Amazon has launched Amazon Titan Text Premier, a new large language model (LLM) as part of its Titan Text models. The model is now available in Amazon Bedrock, a managed service that provides a selection of high-performing foundation models from leading AI companies. The new model is intended for large-scale enterprise-grade text generation applications.
Amazon Titan Text Premier is efficient, advanced, and cost-effective, offering improved performance for Retrieval Augmented Generation (RAG) and agents. It supports a wide array of text-related tasks such as summarization, generation, classification, question-answering, and information extraction. The model adheres to responsible AI practices promoting safety, security, and trustworthiness.

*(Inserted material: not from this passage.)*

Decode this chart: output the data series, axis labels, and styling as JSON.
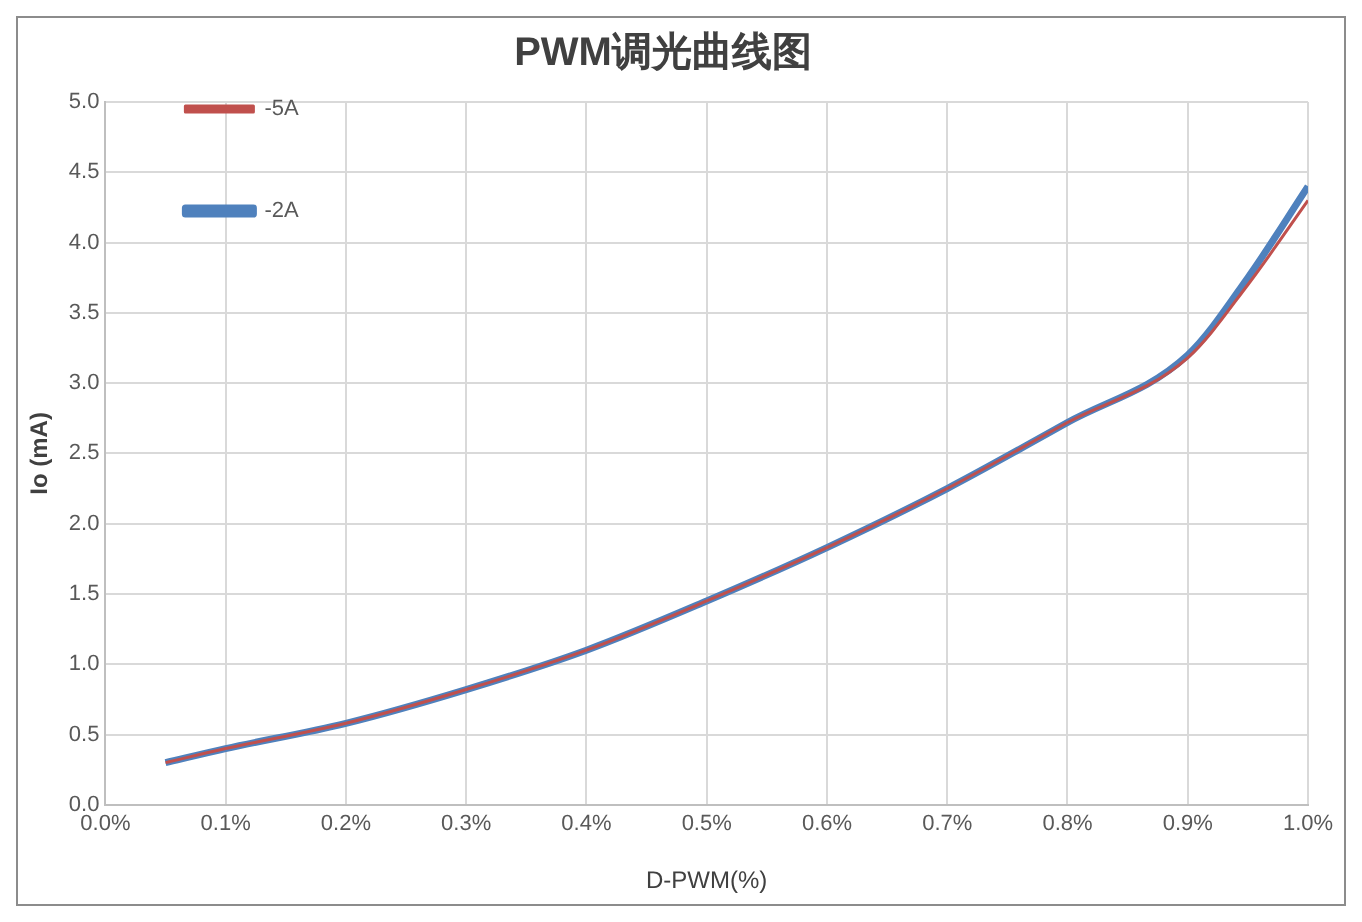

This release post features two sample applications that use the new Amazon Titan Text Premier model: a Document Explorer and a chat assistant. The Document Explorer application can help users understand how to build generative AI applications on AWS. This application includes a data ingestion pipeline, document summarization, and question answering capabilities. To deploy the application, users are guided to deploy all required infrastructure, upload a PDF document to the input Amazon S3 bucket, and then interact with the document browser and Q&A features.
The second sample application is the Amazon Bedrock Agent and Custom Knowledge Base, a chat assistant which can answer questions about literature using RAG, retrieving data from a selection of Project Gutenberg books stored in an S3 bucket. A new agent is deployed by updating a file to specify the model to be used when creating the agent.
Amazon Titan Text Premier is now available in the US East (N. Virginia) Region and the availability of custom fine-tuning for this model is on preview in the same region. Further information about this model is available on the Amazon Titan product page. Also, additional details on available constructs and further documentation can be found in the AWS Generative AI CDK Constructs GitHub repository. To avoid unexpected charges, users are advised to delete the AWS CloudFormation stacks and remove all data from the S3 buckets after use.